Aktuelle Neurologie 2008; 35 - P646
DOI: 10.1055/s-0028-1086900

Neuritis der Nervi optici im Sekundärstadium einer Syphilis

S Bohlen 1, F Kästner 1, I.W Husstedt 1
  • 1Münster

Gegenstand: Wir berichten über einen 42-jährigen Mann, der wegen einer über zwei Wochen langsam progredienten Sehverschlechterung beidseits mit nahezu vollständiger Erblindung zur Diagnostik und Therapie stationär aufgenommen wurde.

Hintergrund: Nach der Entdeckung des Penicillins sank die Inzidenz der Infektion mit Treponema pallidum in Deutschland und war mit 1–2/100.000 Einwohnern lange Zeit auf niedrigem Niveau stabil. Seit Anfang dieses Jahrtausends ist sie erneut auf 4–5/100.000 angestiegen. Die Erkrankung verläuft in mehreren Stadien. Das Sekundärstadium zeichnet sich durch eine ausgeprägte klinische Variabilität aus.

Aufnahmebefund: Der Patient beklagte einen zunehmenden Sehverlust beider Augen mit wechselnd auftretenden Lichtblitzen, zeitweise vorhandenem Bulbusdruckschmerz sowie -bewegungsschmerz. Es zeigte sich eine Anisokorie li>re und keine Lichtreaktion der Pupillen. Der weitere klinisch-neurologische Status war unauffällig.
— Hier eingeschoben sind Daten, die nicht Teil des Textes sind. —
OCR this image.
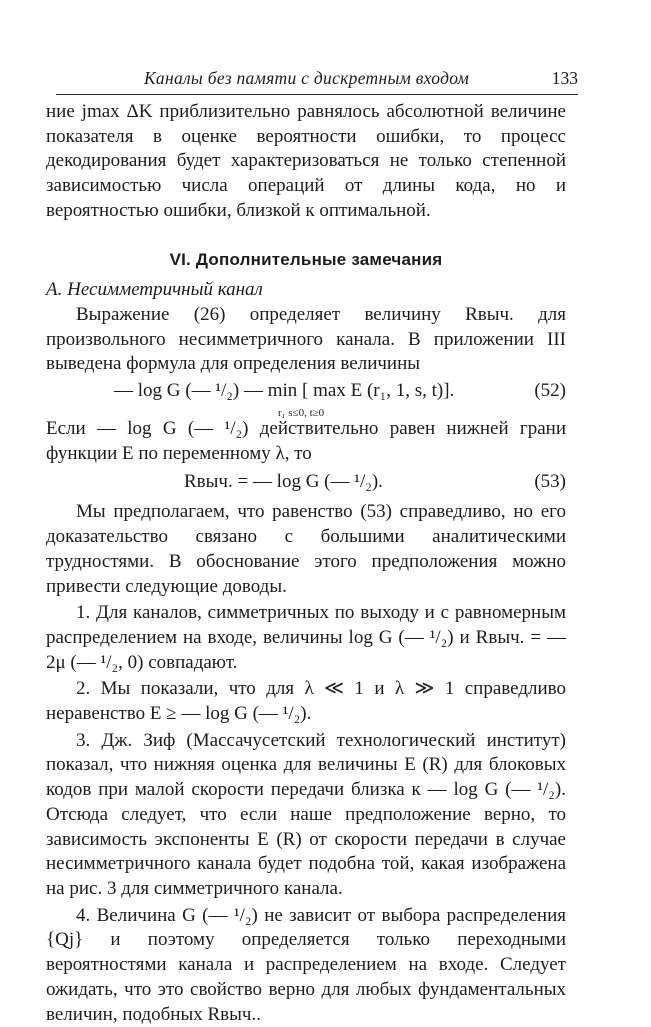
Каналы без памяти с дискретным входом	133

ние jmax ΔK приблизительно равнялось абсолютной величине показателя в оценке вероятности ошибки, то процесс декодирования будет характеризоваться не только степенной зависимостью числа операций от длины кода, но и вероятностью ошибки, близкой к оптимальной.

VI. Дополнительные замечания

А. Несимметричный канал

Выражение (26) определяет величину Rвыч. для произвольного несимметричного канала. В приложении III выведена формула для определения величины

— log G (— ¹/₂) — min [ max E (r₁, 1, s, t)].
r₁ s≤0, t≥0
(52)

Если — log G (— ¹/₂) действительно равен нижней грани функции E по переменному λ, то

Rвыч. = — log G (— ¹/₂).	(53)

Мы предполагаем, что равенство (53) справедливо, но его доказательство связано с большими аналитическими трудностями. В обоснование этого предположения можно привести следующие доводы.

1. Для каналов, симметричных по выходу и с равномерным распределением на входе, величины log G (— ¹/₂) и Rвыч. = — 2μ (— ¹/₂, 0) совпадают.

2. Мы показали, что для λ ≪ 1 и λ ≫ 1 справедливо неравенство E ≥ — log G (— ¹/₂).

3. Дж. Зиф (Массачусетский технологический институт) показал, что нижняя оценка для величины E (R) для блоковых кодов при малой скорости передачи близка к — log G (— ¹/₂). Отсюда следует, что если наше предположение верно, то зависимость экспоненты E (R) от скорости передачи в случае несимметричного канала будет подобна той, какая изображена на рис. 3 для симметричного канала.

4. Величина G (— ¹/₂) не зависит от выбора распределения {Qj} и поэтому определяется только переходными вероятностями канала и распределением на входе. Следует ожидать, что это свойство верно для любых фундаментальных величин, подобных Rвыч..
Anamnestisch wurde eine Syphilis zehn Jahre zuvor angegeben, die antibiotisch behandelt worden war.

Untersuchungsergebnisse:

  • Ophthalmologie: Visus 0,1 li, 0,4 re, Stauungspapille li>re.

  • Dermatologie: Untersuchung der Haut unauffällig.

  • Neurophysiologie: VEP links nicht ableitbar, rechts P 100 bei 112ms.

  • Radiologie: Schwere Neuritis der Nn. Optici bds. (Abb.1,2).

  • Laborchemie (Serum): TPHA 1:5120; FTA-Abs. IgG 1:640, IgM 1:20; VDRL 1:4. HIV-Test: negativ

  • Liquor: 5 Lymphozyten, patholog. Albuminquotient (7,5×106), keine intrathekale Ig-Synthese. TPHA 1:128, FTA-Abs. IgG 1:32

Klinischer Verlauf: Unter einer dreiwöchigen intravenösen antibiotischen Behandlung mit Penicillin und Ceftriaxon sowie kurzfristig Decortin H besserte sich der Visus zunächst auf 0,6 links und 0,7 rechts, nach insgesamt 6 Monaten auf 0,8 bzw. 1,0. Auch bildmorphologisch zeigte sich ein Rückgang der Optikusscheidenentzündung beidseits (Abb.1,2). Neurophysiologisch waren die VEP im Verlauf normwertig. Der VDRL war bei Kontrolluntersuchungen im Serum und Liquor negativ.

Diskussion: Die Syphilis kann sich v.a. im Sekundärstadium auch mit ungewöhnlichen und ausgestanzten klinischen Symptomen – auch ohne jegliche dermatologische Manifestation – präsentieren. Der isolierte Befall der N.optici bds. stellt eine seltenere Neuromanifestation dar. In diesem Stadium ist eine vollständige Ausheilung durch antibiotische Behandlung möglich. Aufgrund der gestiegenen Inzidenz muss die Differentialdiagnose einer Neuromanifestation der Syphilis häufiger bedacht werden.